Porsche ha ufficialmente tirato le somme di un 2017 assolutamente indimenticabile per la cavallina di Zuffenhausen. Sotto praticamente qualsiasi aspetto, infatti, la casa tedesca si è distinta crescendo e segnando i settori nei quali si è presentata. A cominciare dalle vendite vere e proprie. In tutto l’anno appena concluso, infatti, sono state consegnate ai clienti ben 5.534 Porsche, che rappresentano un aumento del 7% rispetto al 2016. Se poi si prende in esame un periodo più lungo, rispetto al 2013 il marchio tedesco ha guadagnato ben l’80% di vendite vere al cliente. Questi dati sono stati presentati direttamente da Piero Innocenti, Managing Director di Porsche Italia, in occasione della presentazione della partnership tra il marchio e il Fondo Ambientale Italiano.
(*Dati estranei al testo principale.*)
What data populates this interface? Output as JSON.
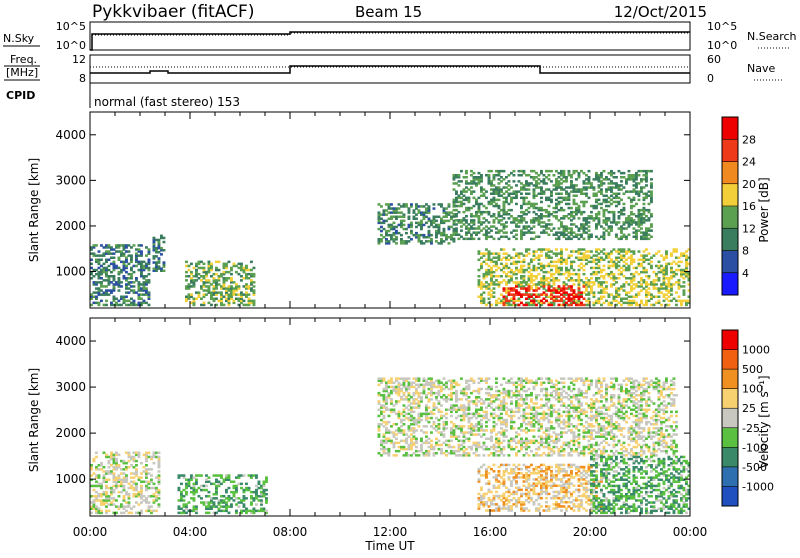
{
  "header": {
    "station": "Pykkvibaer (fitACF)",
    "beam": "Beam 15",
    "date": "12/Oct/2015"
  },
  "status_panels": {
    "nsky_label": "N.Sky",
    "nsky_ticks": [
      "10^5",
      "10^0"
    ],
    "nsearch_label": "N.Search",
    "freq_label_line1": "Freq.",
    "freq_label_line2": "[MHz]",
    "freq_ticks": [
      "12",
      "8"
    ],
    "nave_label": "Nave",
    "nave_ticks": [
      "60",
      "0"
    ],
    "cpid_label": "CPID",
    "cpid_value": "normal (fast stereo) 153"
  },
  "chart_data": [
    {
      "type": "heatmap",
      "ylabel": "Slant Range [km]",
      "xlabel": "",
      "ylim": [
        200,
        4500
      ],
      "xlim": [
        0,
        24
      ],
      "yticks": [
        1000,
        2000,
        3000,
        4000
      ],
      "colorbar": {
        "label": "Power [dB]",
        "ticks": [
          4,
          8,
          12,
          16,
          20,
          24,
          28
        ],
        "range": [
          0,
          32
        ],
        "colors": [
          "#1a1aff",
          "#2b4fa3",
          "#3a7d5e",
          "#5aa050",
          "#f3d03a",
          "#f08a20",
          "#ef3a1a",
          "#ee0000"
        ]
      },
      "features": [
        {
          "t_start": 0.0,
          "t_end": 2.4,
          "r_low": 250,
          "r_high": 1600,
          "level": 10
        },
        {
          "t_start": 2.5,
          "t_end": 3.0,
          "r_low": 1000,
          "r_high": 1800,
          "level": 9
        },
        {
          "t_start": 3.8,
          "t_end": 6.5,
          "r_low": 250,
          "r_high": 1200,
          "level": 14
        },
        {
          "t_start": 11.5,
          "t_end": 14.5,
          "r_low": 1600,
          "r_high": 2500,
          "level": 11
        },
        {
          "t_start": 14.5,
          "t_end": 22.5,
          "r_low": 1700,
          "r_high": 3200,
          "level": 12
        },
        {
          "t_start": 15.5,
          "t_end": 24.0,
          "r_low": 250,
          "r_high": 1500,
          "level": 16
        },
        {
          "t_start": 16.5,
          "t_end": 19.8,
          "r_low": 250,
          "r_high": 700,
          "level": 28
        }
      ]
    },
    {
      "type": "heatmap",
      "ylabel": "Slant Range [km]",
      "xlabel": "Time UT",
      "ylim": [
        200,
        4500
      ],
      "xlim": [
        0,
        24
      ],
      "yticks": [
        1000,
        2000,
        3000,
        4000
      ],
      "colorbar": {
        "label": "Velocity [m s⁻¹]",
        "ticks": [
          1000,
          500,
          100,
          25,
          -25,
          -100,
          -500,
          -1000
        ],
        "range": [
          -1000,
          1000
        ],
        "colors": [
          "#2050c0",
          "#2e6fb0",
          "#3a8a6a",
          "#59c040",
          "#c8c8c0",
          "#f7d070",
          "#f09020",
          "#f06010",
          "#ee0000"
        ]
      },
      "features": [
        {
          "t_start": 0.0,
          "t_end": 2.8,
          "r_low": 250,
          "r_high": 1600,
          "level": 0
        },
        {
          "t_start": 3.5,
          "t_end": 7.0,
          "r_low": 250,
          "r_high": 1100,
          "level": -300
        },
        {
          "t_start": 11.5,
          "t_end": 23.5,
          "r_low": 1500,
          "r_high": 3200,
          "level": 0
        },
        {
          "t_start": 15.5,
          "t_end": 20.5,
          "r_low": 300,
          "r_high": 1300,
          "level": 200
        },
        {
          "t_start": 20.0,
          "t_end": 24.0,
          "r_low": 250,
          "r_high": 1500,
          "level": -300
        }
      ]
    }
  ],
  "time_axis": {
    "ticks": [
      "00:00",
      "04:00",
      "08:00",
      "12:00",
      "16:00",
      "20:00",
      "00:00"
    ],
    "tick_hours": [
      0,
      4,
      8,
      12,
      16,
      20,
      24
    ]
  }
}
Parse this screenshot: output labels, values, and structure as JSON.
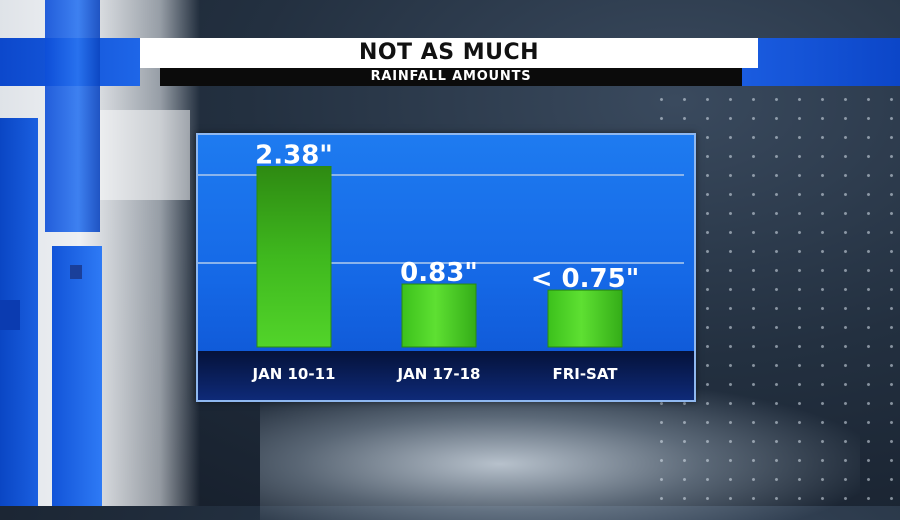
{
  "header": {
    "title": "NOT AS MUCH",
    "subtitle": "RAINFALL AMOUNTS"
  },
  "colors": {
    "bar_fill": "#4fd62a",
    "panel_blue": "#1568e6",
    "label_strip": "#0a1a4a"
  },
  "chart_data": {
    "type": "bar",
    "title": "NOT AS MUCH",
    "subtitle": "RAINFALL AMOUNTS",
    "categories": [
      "JAN 10-11",
      "JAN 17-18",
      "FRI-SAT"
    ],
    "values": [
      2.38,
      0.83,
      0.75
    ],
    "data_labels": [
      "2.38\"",
      "0.83\"",
      "< 0.75\""
    ],
    "ylim": [
      0,
      2.4
    ],
    "grid": true
  }
}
Insieme al FAI, Porsche organizzerà per tutto il 2018 dei tour di alcune delle ville e dei palazzi più belli e pregiati del nostro Paese, protetti proprio per questo dall’ente. Tra questi non a caso vi era la Villa Necchi Campiglio di Milano, dove l’annuncio è stato fatto.

Naturalmente, però, il 2017 è stato un anno di straordinaria importanza anche sotto il profilo del motorsport. Si è infatti chiusa dopo quattro anni l’avventura della mitica Porsche 919 Hybrid, che nel corso della sua vita ha stravinto praticamente in ogni competizione. Ha ottenuto tre vittorie di fila alla 24 Ore di Le Mans, permettendo al marchio di arrivare a 19 vittorie complessive, 6 titoli mondiali, 17 vittorie complessive, 7 doppiette e 19 pole position. Numeri da capogiro, che però hanno conosciuto la parola fine la scorsa estate, per fare posto ad una nuova avventura ancora più ambiziosa: la Formula E.
Non dimentichiamo però il monomarca: la Porsche Carrera Cup Italia quest’anno porterà al debutto la nuovissima 911 GT3 Cup e prevederà anche una tappa estera, a Le Castellet in maggio. In tutto vi saranno più di 20 piloti iscritti, 10 squadre agguerrite e il sempre importante programma Scolarship per i piloti del futuro. Tutto si concluderà nel weekend del prossimo 5-7 ottobre, in occasione a Imola della nuova edizione del Porsche Festival.

Infine la presentazione si è conclusa parlando del futuro, che in casa Porsche si può tradurre con la parola magica “E-Performance”. Il 2018, infatti, sarà quasi propedeutico per il grande evento del 2019, ovvero l’arrivo della Mission E, la prima auto 100% elettrica della storia di Porsche, la quale per l’occasione si sta muovendo in maniera profonda anche per promuovere lo sviluppo delle infrastrutture di ricarica in tutta Europa, Italia compresa, tramite il consorzio Ionity. Nel frattempo, però, nasceranno anche numerose realtà dedicate al lifestyle, come i nuovi Porsche Studio (in arrivo ad aprile a Milano) e i Porsche Experience Center, luoghi pensati per fornire un’esperienza di guida diversa e immersiva.

Insomma, un futuro sempre più ambizioso. Come ci saremmo giustamente aspettati dalla Cavallina di Zuffenhausen.